Laurence Kettle

Published in Issue 1(Jan/Feb 2013), Letters, Volume 21

‘When A.J. Kettle, a well-known opponent of the union, spoke, fights broke out between ITGWU protestors and non-union attendees, but the disturbances were soon drowned out by the song God Save Ireland.’

Sir,—How surprised I was to read the glaring error—reference to A.J. Kettle speaking at the inaugural meeting of the Irish Volunteers—in Joseph E.A. Connell’s ‘Founding of the Irish Volunteers’ (HI 21.6, Nov./Dec. 2013). I imagine that Andrew J. Kettle would have been equally surprised to find himself on the platform at this inaugural meeting. 

Laurence J. Kettle is the member of the Kettle family who was in fact on the platform. In 1913 Laurence Kettle, son of the aforementioned Andrew J., was deputy city electrical engineer for Dublin, and secretary of the provisional committee of the Irish Volunteers. In this decade of centenary celebrations, the rush to produce articles and books, for the consumption of a perhaps newly interested history audience, finds far too many writers and historians failing to conduct sound scholarly research. As a historian, I find this to be a worrying trend.

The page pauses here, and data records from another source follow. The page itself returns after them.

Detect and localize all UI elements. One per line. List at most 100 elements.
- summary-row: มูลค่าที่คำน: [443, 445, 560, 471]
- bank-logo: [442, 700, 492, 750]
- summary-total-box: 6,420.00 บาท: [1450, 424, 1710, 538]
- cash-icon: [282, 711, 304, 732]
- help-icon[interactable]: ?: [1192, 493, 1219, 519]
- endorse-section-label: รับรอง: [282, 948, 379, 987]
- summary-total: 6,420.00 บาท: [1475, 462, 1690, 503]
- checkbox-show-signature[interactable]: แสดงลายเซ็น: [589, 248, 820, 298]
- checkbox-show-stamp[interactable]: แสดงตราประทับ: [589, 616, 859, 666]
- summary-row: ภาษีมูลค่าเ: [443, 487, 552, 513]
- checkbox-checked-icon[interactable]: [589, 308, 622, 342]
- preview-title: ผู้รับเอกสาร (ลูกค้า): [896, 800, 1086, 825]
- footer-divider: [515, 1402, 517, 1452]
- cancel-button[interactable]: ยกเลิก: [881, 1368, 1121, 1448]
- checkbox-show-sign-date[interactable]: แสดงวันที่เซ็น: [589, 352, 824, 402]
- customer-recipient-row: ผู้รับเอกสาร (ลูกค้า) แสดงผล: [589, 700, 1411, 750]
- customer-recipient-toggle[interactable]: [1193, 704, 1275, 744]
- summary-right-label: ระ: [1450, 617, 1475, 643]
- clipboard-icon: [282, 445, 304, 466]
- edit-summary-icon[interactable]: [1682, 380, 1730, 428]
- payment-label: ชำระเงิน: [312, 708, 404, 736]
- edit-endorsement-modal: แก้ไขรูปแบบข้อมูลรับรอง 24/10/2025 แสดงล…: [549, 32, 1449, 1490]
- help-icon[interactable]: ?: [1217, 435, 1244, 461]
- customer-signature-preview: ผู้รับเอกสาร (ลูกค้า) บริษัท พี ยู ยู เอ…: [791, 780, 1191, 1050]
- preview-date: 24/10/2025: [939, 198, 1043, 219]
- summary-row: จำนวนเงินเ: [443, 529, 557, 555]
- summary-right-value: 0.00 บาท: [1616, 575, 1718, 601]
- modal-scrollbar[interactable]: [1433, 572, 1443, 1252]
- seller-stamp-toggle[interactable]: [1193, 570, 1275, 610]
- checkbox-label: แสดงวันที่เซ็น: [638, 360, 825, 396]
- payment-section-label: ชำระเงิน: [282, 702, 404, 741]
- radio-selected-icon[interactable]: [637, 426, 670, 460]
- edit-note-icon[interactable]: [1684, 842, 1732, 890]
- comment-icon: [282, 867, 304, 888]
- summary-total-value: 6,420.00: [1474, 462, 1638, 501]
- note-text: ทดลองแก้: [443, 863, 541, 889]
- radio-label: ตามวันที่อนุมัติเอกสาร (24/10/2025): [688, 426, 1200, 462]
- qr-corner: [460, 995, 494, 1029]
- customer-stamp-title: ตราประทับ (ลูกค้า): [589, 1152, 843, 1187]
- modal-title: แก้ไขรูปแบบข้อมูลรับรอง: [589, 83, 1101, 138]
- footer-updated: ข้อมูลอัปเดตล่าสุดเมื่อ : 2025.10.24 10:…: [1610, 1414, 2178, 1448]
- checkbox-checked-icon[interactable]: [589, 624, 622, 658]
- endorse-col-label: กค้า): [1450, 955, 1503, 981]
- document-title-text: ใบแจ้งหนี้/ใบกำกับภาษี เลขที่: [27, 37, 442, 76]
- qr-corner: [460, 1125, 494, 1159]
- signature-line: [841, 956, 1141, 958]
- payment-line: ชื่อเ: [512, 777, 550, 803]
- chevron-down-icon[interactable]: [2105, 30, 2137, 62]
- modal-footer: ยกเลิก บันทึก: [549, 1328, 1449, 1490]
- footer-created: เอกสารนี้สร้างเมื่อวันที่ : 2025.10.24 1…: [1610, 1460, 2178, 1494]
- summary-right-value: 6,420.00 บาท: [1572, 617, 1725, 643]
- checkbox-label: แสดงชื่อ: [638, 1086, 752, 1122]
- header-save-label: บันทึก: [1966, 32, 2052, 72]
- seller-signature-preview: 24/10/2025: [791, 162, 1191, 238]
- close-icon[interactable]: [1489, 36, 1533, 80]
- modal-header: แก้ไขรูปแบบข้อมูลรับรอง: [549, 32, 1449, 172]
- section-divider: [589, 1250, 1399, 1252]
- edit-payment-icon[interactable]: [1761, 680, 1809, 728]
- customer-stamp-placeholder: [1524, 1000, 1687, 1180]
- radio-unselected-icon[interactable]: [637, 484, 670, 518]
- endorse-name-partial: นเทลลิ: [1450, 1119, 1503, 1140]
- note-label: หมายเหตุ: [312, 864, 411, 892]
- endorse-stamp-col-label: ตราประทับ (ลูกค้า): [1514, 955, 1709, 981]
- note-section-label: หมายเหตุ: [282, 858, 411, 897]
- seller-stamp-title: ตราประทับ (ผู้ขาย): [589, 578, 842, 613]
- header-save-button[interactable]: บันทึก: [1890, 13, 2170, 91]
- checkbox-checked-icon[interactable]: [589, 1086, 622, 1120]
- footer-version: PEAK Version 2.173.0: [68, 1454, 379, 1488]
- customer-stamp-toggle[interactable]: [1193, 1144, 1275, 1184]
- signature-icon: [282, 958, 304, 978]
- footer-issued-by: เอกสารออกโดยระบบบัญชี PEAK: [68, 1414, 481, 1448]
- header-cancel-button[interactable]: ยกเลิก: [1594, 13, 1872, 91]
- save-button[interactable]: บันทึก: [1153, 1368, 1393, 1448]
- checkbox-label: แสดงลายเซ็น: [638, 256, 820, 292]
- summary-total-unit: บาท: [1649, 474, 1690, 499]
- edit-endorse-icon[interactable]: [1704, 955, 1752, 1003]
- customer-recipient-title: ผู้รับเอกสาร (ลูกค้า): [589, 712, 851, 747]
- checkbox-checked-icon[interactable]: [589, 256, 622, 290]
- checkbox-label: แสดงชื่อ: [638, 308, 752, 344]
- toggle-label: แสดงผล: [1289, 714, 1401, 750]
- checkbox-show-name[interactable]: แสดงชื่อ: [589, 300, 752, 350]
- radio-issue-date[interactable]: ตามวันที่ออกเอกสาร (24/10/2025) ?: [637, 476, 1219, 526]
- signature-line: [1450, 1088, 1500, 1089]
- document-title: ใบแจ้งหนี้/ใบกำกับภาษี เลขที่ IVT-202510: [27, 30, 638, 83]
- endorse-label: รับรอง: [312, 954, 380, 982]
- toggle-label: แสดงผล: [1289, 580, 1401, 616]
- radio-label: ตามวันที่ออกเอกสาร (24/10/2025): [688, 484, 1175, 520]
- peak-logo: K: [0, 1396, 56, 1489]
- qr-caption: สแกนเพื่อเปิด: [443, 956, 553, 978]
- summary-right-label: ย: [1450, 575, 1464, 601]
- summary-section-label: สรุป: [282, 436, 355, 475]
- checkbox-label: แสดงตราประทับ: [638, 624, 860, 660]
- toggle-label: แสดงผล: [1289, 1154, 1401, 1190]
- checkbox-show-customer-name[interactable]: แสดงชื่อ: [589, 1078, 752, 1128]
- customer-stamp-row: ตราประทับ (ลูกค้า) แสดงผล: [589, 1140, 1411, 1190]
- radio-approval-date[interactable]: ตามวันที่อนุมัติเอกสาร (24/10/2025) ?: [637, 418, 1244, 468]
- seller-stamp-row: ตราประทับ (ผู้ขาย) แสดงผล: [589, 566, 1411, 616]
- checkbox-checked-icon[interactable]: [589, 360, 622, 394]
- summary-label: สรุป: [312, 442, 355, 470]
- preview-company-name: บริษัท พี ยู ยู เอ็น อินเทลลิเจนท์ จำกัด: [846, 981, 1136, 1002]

Since earlier this year—thankfully not in History Ireland—I have seen references to Laurence Kettle as ‘a strike-breaker’, ‘a farmer’, and a man who hired ‘scabs’ to work on his farm. In some accounts of the inaugural meeting, as is the case here, he has been entirely written out of history. It was Laurence Kettle, electrical engineer, upon whom Eoin MacNeill called to recite the manifesto of the Irish Volunteers. It was Laurence Kettle who was shouted down, possibly because of his position with the city of Dublin, or perhaps because of his support of family member, and north County Dublin farmer, Patrick Kettle. During the Lockout, while Patrick Kettle was willing to negotiate any dispute directly with his farm employees, he flatly refused to negotiate with union representatives.

It seems the further we get away from the original details of the history of such events, the more malleable that history becomes.—Yours etc.,

JENNIFER GERAGHTY-GORMAN

Well spotted, but rest assured that this was a typo—an ‘A’ instead of an ‘L’—rather than a failure ‘to conduct sound scholarly research’. Coincidentally, Laurence Kettle’s subsequent role in founding the IIRS is featured in this issue (pp 40–3).